Four United Nations agencies have welcomed a grant of US$19.5 million from the Japanese government for humanitarian and development activities in Myanmar.
The “generous and timely” contribution was welcomed by the four agencies in a joint statement after a ceremony in Nay Pyi Taw on March 19 attended by the Japanese ambassador, Mr Tateshi Higuchi.
The ceremony was attended by representatives of the agencies – the Human Settlements Program (UN-Habitat), the High Commissioner for Refugees (UNHCR), the Children’s Fund (UNICEF) and the World Food Program (WFP) – as well as the Deputy Home Affairs Minister, Major-General Tin Aung Chit, and the Deputy Minister for Livestock, Fisheries and Rural Development, Dr Aung Myat Oo.
Of the aid package, $5.2 million will go to UN-Habitat to help communities affected by conflict and natural disasters, the statement said. The funds will be used to rebuild low-cost housing for vulnerable poor families in Yangon and support the restoration of community infrastructure in conflict-affected communities at Mansi and Momauk townships in Kachin State and Pekkon Township in Shan State.
The UNHCR received $2.3 million to help the government respond to the shelter and other relief needs of internally displaced people in Kachin, northern Shan and Rakhine states.

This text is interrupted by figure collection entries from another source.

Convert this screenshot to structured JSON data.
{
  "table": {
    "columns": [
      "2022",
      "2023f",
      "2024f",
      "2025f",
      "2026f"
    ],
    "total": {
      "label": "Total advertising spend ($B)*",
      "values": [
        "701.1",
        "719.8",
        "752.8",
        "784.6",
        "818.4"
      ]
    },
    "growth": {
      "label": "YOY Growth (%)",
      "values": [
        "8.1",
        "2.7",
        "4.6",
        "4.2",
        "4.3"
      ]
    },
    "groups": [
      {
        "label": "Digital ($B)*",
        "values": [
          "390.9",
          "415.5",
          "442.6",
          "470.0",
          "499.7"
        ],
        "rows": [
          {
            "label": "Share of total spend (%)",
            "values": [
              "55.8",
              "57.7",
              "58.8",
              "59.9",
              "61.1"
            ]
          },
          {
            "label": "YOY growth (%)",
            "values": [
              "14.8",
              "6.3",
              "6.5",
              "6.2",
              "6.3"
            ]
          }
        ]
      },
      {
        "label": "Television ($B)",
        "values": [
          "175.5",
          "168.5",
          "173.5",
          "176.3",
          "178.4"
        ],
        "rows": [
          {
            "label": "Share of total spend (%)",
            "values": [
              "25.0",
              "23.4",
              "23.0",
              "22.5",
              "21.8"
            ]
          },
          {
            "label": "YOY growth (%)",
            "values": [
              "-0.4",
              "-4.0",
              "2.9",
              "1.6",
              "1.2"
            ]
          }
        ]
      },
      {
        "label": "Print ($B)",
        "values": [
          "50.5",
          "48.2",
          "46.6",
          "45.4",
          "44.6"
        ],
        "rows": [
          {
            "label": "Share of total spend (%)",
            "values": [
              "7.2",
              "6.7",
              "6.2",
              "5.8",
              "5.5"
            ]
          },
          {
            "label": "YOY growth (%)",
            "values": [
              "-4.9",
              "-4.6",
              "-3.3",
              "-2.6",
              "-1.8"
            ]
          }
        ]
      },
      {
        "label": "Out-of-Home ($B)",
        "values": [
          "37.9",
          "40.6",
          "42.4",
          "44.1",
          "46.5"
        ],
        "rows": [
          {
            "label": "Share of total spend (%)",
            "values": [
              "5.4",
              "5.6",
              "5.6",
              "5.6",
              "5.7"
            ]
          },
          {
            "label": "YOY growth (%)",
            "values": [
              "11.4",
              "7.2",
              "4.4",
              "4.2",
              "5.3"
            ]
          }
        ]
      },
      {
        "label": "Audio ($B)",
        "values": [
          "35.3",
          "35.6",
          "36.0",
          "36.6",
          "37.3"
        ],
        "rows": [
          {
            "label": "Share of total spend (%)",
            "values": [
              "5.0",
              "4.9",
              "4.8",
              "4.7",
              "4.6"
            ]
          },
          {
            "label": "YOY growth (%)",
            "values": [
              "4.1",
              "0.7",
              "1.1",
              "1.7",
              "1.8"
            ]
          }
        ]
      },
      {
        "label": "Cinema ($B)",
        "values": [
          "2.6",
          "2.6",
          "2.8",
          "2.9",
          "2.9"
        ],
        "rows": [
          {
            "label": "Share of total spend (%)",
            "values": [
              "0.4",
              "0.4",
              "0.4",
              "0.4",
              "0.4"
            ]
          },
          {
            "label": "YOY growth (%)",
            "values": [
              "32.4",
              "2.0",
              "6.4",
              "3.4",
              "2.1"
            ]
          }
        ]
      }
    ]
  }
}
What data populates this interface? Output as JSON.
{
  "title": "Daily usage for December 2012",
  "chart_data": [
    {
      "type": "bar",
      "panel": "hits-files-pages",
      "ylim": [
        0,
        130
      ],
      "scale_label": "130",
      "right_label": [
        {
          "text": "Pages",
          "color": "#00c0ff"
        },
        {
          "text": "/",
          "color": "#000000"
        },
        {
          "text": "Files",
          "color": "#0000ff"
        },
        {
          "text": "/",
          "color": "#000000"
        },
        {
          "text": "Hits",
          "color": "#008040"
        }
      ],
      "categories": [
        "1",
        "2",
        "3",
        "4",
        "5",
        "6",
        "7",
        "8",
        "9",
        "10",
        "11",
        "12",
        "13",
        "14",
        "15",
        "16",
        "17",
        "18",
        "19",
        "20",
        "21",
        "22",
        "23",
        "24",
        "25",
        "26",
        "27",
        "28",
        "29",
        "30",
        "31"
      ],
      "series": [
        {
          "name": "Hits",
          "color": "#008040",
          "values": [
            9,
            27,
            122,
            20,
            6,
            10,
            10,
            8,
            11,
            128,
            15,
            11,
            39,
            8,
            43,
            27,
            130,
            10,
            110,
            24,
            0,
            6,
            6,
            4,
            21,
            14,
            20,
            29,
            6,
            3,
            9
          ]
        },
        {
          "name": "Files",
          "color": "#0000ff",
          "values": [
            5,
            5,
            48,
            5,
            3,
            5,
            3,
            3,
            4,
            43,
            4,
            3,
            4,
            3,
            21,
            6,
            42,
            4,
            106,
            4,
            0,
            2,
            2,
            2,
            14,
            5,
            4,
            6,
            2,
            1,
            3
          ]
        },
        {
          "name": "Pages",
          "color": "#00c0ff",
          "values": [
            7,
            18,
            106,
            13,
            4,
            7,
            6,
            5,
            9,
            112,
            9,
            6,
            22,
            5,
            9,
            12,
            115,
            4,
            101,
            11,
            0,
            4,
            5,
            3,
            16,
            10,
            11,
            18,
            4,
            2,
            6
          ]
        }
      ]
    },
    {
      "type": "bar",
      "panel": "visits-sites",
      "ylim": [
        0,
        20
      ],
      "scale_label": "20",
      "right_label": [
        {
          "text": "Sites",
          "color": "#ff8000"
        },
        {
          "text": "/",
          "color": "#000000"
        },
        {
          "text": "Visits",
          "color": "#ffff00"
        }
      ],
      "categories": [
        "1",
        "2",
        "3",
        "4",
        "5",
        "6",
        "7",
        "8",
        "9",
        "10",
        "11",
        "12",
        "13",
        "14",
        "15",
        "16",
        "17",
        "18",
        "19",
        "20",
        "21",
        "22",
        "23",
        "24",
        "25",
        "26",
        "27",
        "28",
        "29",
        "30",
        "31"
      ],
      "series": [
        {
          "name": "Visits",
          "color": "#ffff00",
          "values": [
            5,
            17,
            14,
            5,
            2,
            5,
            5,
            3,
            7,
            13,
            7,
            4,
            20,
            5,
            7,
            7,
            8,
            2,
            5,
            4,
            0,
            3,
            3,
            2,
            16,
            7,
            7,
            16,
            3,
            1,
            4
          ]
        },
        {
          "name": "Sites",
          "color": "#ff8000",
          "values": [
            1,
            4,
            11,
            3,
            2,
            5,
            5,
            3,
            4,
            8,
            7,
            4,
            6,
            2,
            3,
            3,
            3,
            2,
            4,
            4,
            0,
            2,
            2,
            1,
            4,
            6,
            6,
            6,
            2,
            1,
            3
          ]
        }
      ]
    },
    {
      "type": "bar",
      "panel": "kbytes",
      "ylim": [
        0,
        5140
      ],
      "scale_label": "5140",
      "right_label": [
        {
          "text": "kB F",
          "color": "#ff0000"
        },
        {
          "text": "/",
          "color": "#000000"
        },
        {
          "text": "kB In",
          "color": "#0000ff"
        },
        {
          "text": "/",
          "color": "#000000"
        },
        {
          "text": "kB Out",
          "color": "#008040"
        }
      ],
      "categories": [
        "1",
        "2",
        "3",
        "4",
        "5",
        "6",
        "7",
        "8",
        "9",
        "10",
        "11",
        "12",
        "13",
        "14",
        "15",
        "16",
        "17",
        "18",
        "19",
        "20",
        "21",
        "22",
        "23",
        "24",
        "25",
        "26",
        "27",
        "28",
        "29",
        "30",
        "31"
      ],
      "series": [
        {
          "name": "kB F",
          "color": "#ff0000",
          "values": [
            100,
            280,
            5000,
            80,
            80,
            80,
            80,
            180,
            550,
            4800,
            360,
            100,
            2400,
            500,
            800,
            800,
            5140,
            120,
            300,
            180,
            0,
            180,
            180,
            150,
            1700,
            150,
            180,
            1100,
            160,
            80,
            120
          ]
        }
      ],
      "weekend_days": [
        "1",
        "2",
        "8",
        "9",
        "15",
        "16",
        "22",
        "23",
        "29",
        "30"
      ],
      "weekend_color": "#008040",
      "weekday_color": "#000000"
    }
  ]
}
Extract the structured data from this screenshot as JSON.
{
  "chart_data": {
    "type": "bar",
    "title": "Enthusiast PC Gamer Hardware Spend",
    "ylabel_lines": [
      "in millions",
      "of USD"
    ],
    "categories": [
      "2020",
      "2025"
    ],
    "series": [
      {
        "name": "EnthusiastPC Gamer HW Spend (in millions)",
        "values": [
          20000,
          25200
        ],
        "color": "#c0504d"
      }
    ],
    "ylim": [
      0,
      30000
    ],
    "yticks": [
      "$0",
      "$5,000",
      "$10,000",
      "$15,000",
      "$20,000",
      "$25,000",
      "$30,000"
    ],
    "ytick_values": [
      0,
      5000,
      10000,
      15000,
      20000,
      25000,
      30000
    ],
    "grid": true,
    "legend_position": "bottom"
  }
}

The contribution of $3.75 million to UNICEF will help to improve maternal and child health and access to feeding programs for children, provide nutrient supplements and support efforts to tackle acute malnutrition in Kachin, northern Shan and Rakhine states. It will also help to increase access to primary, pre-primary and non-formal education and strengthen the protection of children from violence, abuse and exploitation.
The $8.2 million contribution to the WFP will support “life-saving food assistance to internally displaced people in Rakhine, Kachin and northern Shan states, whose livelihoods have been disrupted by conflict and violence,” the statement said.
The grant will be used to buy the rice, pulses, oil and salt that the WFP distributes each month to IDPs, as well as blended food for children under five and pregnant and nursing mothers to help prevent malnutrition.
“Ninety percent of the food will be purchased locally, thereby also supporting Myanmar farmers and contributing to the national economy,” it said.